I am working with large panel of human tissue cells that are collected from different centres. Its a paired design i.e same sample has treated and untreated rna-seq data.
Here is how my colData looks like
> colData purity subjects treat Center Year BMI Gender Age sample1_treat 95 1 treat Miami 2011 <NA> M <NA> sample1_untreat 95 1 untreat Miami 2011 <NA> M <NA> sample2_treat 90 2 treat Milano 2011 <NA> F <NA> sample2_untreat 90 2 untreat Milano 2011 <NA> F <NA> sample3_treat 75 3 treat Geneva 2011 20 F 50 sample3_untreat 75 3 untreat Geneva 2011 20 F 50 . . . . . .
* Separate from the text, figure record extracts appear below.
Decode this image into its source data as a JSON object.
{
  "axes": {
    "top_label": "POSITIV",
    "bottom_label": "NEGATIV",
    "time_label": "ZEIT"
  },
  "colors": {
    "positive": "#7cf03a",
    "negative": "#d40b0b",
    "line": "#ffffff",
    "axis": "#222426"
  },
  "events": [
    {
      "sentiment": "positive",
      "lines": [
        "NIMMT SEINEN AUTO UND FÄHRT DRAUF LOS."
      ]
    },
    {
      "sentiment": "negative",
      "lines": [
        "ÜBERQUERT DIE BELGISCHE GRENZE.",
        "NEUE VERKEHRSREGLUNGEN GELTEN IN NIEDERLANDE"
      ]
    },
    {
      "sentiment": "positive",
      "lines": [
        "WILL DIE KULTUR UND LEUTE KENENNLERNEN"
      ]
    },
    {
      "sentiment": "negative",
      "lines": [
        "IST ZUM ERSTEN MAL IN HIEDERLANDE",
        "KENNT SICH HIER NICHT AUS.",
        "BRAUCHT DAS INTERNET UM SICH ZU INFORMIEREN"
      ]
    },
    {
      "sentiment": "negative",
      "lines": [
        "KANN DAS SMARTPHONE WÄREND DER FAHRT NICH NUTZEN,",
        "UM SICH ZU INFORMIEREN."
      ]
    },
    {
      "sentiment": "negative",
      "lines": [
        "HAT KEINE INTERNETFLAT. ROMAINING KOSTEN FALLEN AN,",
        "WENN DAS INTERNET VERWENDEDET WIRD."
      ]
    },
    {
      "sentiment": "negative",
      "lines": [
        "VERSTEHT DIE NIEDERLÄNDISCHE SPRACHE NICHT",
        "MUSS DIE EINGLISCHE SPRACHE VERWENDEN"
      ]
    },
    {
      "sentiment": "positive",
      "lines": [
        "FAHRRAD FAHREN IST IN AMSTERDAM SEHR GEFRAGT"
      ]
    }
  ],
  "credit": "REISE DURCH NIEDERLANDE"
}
As I have been believing that the paired design takes any batch effects in to account, I used the following design for DE analysis to look for differential genes between
treated vs untreated :
design(dds) <- formula(~ subjects + treat)
I am also intended to do exploratory data analysis, for that I am using a matrix of log Fold change values generated by:
norm <- assay(normTransform(dds)) i <- seq.int(1L,72,by = 2L) # 72 is the total number of samples. norm.fc <- norm[,i]-norm[,i+1] write.table(norm.fc, file="normalised_FCMatrix.txt", sep="\t")
And I am using the
norm.fc for doing clustering and PCA analysis.
I would like to know if my design for DE analysis is correct. Do I need to incorporate any other information to account for tissue collection / sequencing centre etc.